Education for Success
Helping young Albertans succeed
Every child deserves a good start in life – excellent, safe care and a stimulating environment. Too many families can’t find childcare spaces that meet the needs of their children at a price that they can afford. And too many children aren’t getting the care they need to get a good start in life.
- The Conservative record on childcare just isn’t good enough.
- Alberta spends less per capita on childcare than any other province;
- While Albertans struggle to find childcare spaces, large, profitable corporations like Edleun, the largest childcare provider in Alberta, are getting public grants to subsidize their operations; and
- Every dollar invested in childcare pays back up to $2.54 to the economy.
Other provinces have made real commitments to make childcare a priority for families and children. We should do no less.
It's time that we put Alberta's prosperity to work for our youngest Albertans.
It’s time we recognized that the most important investment we can make is in our children and young adults. They deserve an early care and education system that’s the best in Canada, and we’re committed to making sure that’s what they get.
–Brian Mason
We can start today to:
- Introduce a childcare system that moves towards a maximum daily cost of $25 per child, with a $9 per day cap for after school care; and
- Increase the number of spaces available.
Every day that we wait is a lost opportunity for thousands of children.
Elementary and Secondary Schools
There’s no more important an investment in our future than the education of our children. It’s how we make sure, no matter where a child is from, how much money their family might have, what their other opportunities might be, that they have a chance to grow to be the best that they can be and contribute fully to our province.
And the Conservatives haven’t made the grade.
- The Conservatives have refused to guarantee school boards adequate funding to enable long-term planning;
- There are hundreds fewer staff, including 700 fewer teachers in classroom than two years ago;
- The Conservatives have failed to respond to the challenges of early childhood education, increasing class sizes, changing demographics and communities, and the hardship of school fees for many families.
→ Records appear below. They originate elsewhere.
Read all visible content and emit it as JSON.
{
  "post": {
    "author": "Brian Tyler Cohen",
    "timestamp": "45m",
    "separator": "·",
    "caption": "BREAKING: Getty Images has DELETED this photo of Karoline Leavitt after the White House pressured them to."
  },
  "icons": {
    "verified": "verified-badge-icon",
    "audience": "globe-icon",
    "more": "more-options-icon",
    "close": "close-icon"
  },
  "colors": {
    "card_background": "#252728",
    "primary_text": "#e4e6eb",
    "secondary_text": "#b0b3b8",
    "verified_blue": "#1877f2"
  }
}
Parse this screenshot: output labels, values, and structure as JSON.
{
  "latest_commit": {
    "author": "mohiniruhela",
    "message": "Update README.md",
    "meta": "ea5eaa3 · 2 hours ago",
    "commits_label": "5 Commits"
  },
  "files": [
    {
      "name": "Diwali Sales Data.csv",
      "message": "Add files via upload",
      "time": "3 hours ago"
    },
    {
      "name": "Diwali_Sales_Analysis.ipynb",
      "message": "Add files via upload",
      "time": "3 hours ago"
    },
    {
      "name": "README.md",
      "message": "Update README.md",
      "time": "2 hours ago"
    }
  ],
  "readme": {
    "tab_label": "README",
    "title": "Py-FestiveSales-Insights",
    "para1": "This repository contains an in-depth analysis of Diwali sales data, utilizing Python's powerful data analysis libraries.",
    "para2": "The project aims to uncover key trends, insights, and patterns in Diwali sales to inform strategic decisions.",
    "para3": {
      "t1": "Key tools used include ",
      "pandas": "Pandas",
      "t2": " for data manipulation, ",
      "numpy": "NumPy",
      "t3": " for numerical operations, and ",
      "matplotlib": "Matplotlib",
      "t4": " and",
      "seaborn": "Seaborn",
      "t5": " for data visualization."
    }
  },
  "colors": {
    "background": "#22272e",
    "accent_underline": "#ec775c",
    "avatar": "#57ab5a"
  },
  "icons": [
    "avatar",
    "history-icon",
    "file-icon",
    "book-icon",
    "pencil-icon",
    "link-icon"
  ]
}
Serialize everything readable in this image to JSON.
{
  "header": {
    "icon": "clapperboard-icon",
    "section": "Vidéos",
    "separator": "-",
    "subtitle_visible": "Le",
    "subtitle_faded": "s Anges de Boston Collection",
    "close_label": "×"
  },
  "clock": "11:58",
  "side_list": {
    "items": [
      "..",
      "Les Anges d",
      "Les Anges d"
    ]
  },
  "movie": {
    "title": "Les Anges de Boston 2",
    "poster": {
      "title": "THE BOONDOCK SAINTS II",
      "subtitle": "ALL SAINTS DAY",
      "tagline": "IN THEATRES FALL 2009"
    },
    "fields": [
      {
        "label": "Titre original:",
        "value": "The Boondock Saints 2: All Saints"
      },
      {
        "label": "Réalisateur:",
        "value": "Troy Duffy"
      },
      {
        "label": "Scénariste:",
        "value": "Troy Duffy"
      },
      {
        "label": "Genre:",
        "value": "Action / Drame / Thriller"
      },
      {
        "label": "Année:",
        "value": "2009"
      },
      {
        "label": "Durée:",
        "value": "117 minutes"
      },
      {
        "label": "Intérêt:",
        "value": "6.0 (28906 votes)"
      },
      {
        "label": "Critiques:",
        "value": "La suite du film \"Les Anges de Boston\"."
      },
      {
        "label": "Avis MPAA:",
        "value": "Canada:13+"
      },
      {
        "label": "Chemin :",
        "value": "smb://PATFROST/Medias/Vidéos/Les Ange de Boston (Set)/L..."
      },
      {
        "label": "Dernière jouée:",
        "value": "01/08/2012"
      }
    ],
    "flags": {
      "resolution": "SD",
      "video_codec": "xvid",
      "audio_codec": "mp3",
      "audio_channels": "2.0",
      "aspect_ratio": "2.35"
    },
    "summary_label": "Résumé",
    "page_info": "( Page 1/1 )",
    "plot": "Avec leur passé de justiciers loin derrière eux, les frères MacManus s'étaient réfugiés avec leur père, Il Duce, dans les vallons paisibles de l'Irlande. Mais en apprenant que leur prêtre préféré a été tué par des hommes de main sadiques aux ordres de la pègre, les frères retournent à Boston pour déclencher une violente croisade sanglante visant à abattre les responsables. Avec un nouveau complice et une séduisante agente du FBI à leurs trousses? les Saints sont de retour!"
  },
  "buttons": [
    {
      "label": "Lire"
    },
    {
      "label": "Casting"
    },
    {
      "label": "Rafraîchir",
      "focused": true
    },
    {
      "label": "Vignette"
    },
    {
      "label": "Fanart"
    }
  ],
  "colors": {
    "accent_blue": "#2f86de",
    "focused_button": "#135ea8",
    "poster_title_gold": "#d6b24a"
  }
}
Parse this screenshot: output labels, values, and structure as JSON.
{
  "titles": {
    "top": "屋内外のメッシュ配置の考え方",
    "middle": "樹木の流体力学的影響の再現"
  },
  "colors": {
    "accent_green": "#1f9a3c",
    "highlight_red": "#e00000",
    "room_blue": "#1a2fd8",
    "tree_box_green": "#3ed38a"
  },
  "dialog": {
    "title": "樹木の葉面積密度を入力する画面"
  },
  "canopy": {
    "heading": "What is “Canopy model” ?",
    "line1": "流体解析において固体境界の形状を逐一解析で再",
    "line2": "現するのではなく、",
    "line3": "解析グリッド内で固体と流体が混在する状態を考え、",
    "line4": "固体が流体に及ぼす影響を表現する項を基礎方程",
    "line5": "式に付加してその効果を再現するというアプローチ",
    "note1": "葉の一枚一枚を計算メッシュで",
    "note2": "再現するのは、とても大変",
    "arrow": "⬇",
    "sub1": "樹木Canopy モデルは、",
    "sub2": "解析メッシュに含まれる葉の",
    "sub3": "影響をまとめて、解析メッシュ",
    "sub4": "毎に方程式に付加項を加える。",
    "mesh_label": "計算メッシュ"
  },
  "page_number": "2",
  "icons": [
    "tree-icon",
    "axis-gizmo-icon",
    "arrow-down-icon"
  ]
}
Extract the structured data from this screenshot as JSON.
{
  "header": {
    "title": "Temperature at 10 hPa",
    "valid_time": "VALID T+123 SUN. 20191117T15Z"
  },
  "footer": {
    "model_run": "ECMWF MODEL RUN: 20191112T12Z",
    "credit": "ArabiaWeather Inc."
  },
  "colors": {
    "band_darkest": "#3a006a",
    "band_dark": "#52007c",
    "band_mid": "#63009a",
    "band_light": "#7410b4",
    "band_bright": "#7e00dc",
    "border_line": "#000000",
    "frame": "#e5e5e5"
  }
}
Alberta’s NDP believes that it’s time to make the oil industry, big corporations and the richest Albertans pay their fair share so that we can make sure that our children get the education they need and a fair start in life. It’s time to make our children’s future a priority and to get serious about making education a foundation for Alberta’s future.
- We can start today to:
- Commit to working with school boards to ensure adequate and stable funding for the next four years;
- Implement the recommendations of the Learning Commission to reduce class sizes in Grades 1-9;
- Introduce voluntary full day kindergarten;
- Ensure adequate funding of special needs students (inclusive education) and English as an additional language;
- Prohibit school instructional fees;
- Phase in a targeted school lunch program for elementary students;
- Revise funding formulas for schools to ensure vital schools in mature neighbourhoods are not closed; and
- Create a $50 million New Beginnings Community Fund that would work with schools, municipal governments and other partners to support effective ideas to bring new life, energy and activity to mature neighbourhoods.
- For far too long, Conservative governments have treated oil companies like first class citizens and our children second class. Conservative governments think that it’s fine to cut corporate tax rates and let oil companies have our oils sands at fire sale prices, but when there’s a budget crunch education programs are cut or frozen.
We can do better.
We can give our children, all of them, a fair start in life.
It's all about the values we hold, and the priorities we make.
Post-Secondary
No young Albertan should be prevented from continuing their education because they don’t have the money now or can’t face a future of debt. Too many of our best and brightest students have been discouraged from continuing their education, or have been saddled with debt for years, because of the Conservative government’s failure to invest in our future.
At a time when corporations are making massive profits from our resources, many young Albertans are going deeper and deeper in debt to get the skills they need to be successful in today’s economy. It’s a case of the rich getting richer and the young getting poorer.
- Each year as many as 10,000 Albertans graduate from post-secondary education with an average debt load of $20,000;
- Tens of thousands of young Albertans trying to start their lives struggle to pay off student debt; and
- While pretending to cap tuition fees, the Conservatives have allowed post-secondary institutions to use non-instructional fees to make up for underfunding by government.
It doesn’t have to be this way, and it shouldn’t. Alberta’s NDP have a plan to make sure that students get the education they need at a cost they can afford.
We can start today to:
- Immediately freeze tuition fees;
- Remove all non-instructional fees collected by post-secondary institutions for operating revenue
- Starting Fall 2012, reduce tuition fees by 10%;
- Help students who graduate from Alberta post-secondary institutions, and who are living in Alberta, by forgiving up to $1000 per year until student loans are paid off;
- Replace the revenue lost from reducing tuition fees and ending the charging of non-instructional fees; and
- Work with trade unions to increase apprenticeship training.
More of the same old Conservative policies are never going to help young Albertans get a good start in life. And more of the same will never help those young people who can’t afford to continue their education beyond highschool.
It’s time for programs that recognize that by helping young Albertans get the skills they need we’re all richer – our province, our communities and our families.